If you’re lucky enough to have never experienced adversity, you’ve also never been given the opportunity to know quite how resilient you are. It’s only when you’re faced with obstacles and stress that resilience—or the lack of it—emerges.
Do you view problems as catastrophic or as opportunities to learn and grow?
How do you face tension in your friendships? Shortcomings in your parenting? Stinging words directed at your identity or appearance?
Thankfully, studies have found that we can train ourselves to better regulate our emotions. We can teach ourselves to reframe negative moments in positive terms. And at the very least, we can use perception to challenge, forgive and accept what cannot be changed.
Here are some must-reads to ease into your journey towards a stronger, more resilient you.
#Chill: Turn Off Your Job and Turn on Your Life by Bryan E. Robinson
Studies show that five minutes of meditation a day is cumulative and, over time, builds a state of peace that boosts the immune system, improves memory and clarity, and raises confidence and output.
In #Chill, Robinson explains how to use meditation to break the work addiction cycle by reframing your priorities and cultivating mindfulness in your daily life.
He provides a month-by-month guide with meditations that help center and soothe, allowing you to step back, close your eyes, take a long breath, and focus on the moment at hand. If you struggle to turn off work and perfectionism, his practical (and comforting) advice will help establish balance.
The Subtle Art of Not Giving a F*ck: A Counterintuitive Approach to Living a Good Life by Mark Manson
There’s nothing understated about Manson, but at its core, his book is about finding what’s most valuable to you and letting go of the rest.
Be positive? Manson doesn’t mince words about the harsh realities we most often have to simply accept.
Be happy? According to him, there’s no such thing. At least not without embracing your fears, faults and painful truths.
Instead of aiming for an unattainably perfect, problem-free life, it’s most valuable to ask which problems are worth sacrificing and working for. His brand of hopefulness is in a person’s ability to be resilient amidst the complex and ugly.
Forgiveness in Practice edited by Stephen Hance
This eclectic collection of reflections on forgiveness offers a wide range of viewpoints, from prisons and medical practices to the spiritual work of clergy.
Even though the contributors write unique—and sometimes inconsistent—versions of forgiveness, they have one thing in common: forgiving, being forgiven and self-forgiveness are complicated.
The book offers real-life examples of forgiveness even against hard issues like abuse and addiction.
You won’t find any self-righteousness in this book. But you will find courage to face taboos and challenges surrounding forgiveness.

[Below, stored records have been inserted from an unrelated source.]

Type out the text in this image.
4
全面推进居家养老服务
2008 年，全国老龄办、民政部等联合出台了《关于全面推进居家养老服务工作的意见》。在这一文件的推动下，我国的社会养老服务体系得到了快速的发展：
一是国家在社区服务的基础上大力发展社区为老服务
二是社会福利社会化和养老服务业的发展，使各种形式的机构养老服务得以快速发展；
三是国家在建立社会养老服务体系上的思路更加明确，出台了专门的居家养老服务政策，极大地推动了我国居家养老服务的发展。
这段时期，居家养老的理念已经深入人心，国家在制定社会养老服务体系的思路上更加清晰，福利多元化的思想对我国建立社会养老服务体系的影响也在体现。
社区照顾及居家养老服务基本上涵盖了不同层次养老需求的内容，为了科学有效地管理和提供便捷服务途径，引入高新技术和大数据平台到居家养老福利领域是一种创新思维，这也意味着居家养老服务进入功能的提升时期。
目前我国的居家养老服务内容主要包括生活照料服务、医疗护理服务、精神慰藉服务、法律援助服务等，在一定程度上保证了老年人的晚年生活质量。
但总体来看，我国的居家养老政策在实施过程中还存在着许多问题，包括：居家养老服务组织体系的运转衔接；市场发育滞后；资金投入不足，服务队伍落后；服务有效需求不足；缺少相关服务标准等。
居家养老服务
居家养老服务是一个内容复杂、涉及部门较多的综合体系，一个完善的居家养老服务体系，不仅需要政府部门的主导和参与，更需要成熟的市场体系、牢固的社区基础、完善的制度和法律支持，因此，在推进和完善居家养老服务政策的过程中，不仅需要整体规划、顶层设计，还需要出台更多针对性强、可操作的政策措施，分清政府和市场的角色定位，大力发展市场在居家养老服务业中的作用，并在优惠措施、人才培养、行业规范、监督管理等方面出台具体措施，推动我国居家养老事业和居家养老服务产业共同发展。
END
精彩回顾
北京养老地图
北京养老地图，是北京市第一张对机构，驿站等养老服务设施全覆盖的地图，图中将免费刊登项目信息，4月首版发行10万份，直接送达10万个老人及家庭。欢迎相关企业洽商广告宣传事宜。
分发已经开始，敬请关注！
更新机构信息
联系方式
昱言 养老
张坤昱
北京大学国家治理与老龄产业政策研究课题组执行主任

How to Stop Feeling Like Shit by Andrea Owen
Some self-help books like to posit that what you put out into the universe mirrors what you’ll get back. That your energy dictates your reality.
But sometimes life just happens.
The “answers” you look for might just lie in connecting past behaviors with current ones and choosing new ways of being for the future.
Owen’s personal story works to outline the 14 habits women can fall into that sabotage their happiness: isolating, numbing, neverending comparison, people pleasing, perfectionism, and overachieving to name a few.
If you’re looking to take action, to stop catastrophizing and live life according to your values, Owen offers no-nonsense and insightful advice to wake up to your own potential.
Girl Talk: What Science Can Tell Us About Female Friendship by Jacqueline Mroz
Mroz, an acclaimed journalist who often writes about reproductive and family issues, investigates the science behind female friendships—why both vulnerability and tension often characterize these relationships.
From an evolutionary perspective, women have consistently been relocated among strangers after finding a mate or husband.
Vulnerability and submissiveness were learned behaviors suited to winning over strangers.
As a result, women’s friendships today tend to be more intense than men’s—but also more fragile. We don’t tolerate breaches of trust and understanding why can strengthen the connections that matter to you most.
Girl, Wash Your Face: Stop Believing the Lies about Who You Are So You Can Become Who You Were Meant to Be by Rachel Hollis
The conversational, friend-to-friend tone that marks Hollis’s blog is apparent from the opening pages, and she doesn’t waste time getting to her point: “This book is about a bunch of hurtful lies and one important truth.”
Which is to say, only you are responsible for who you become and how happy you are.
Religious critics have discredited her call to self-reliance. And cultural critics have criticized her failure to address the structural disadvantages facing women of color.
But each chapter faces a different self-deprecating put-down that are nothing if not lies we’ve all told ourselves at some point— “I’m Not Good Enough,” “I Am Defined by My Weight,” “I’m Not a Good Mom.”
Criticisms aside, when you finish reading, you’ll be able to sit down and write the list of lies you’ve believed. You’ll be able to see yourself honestly and start fighting back with courage.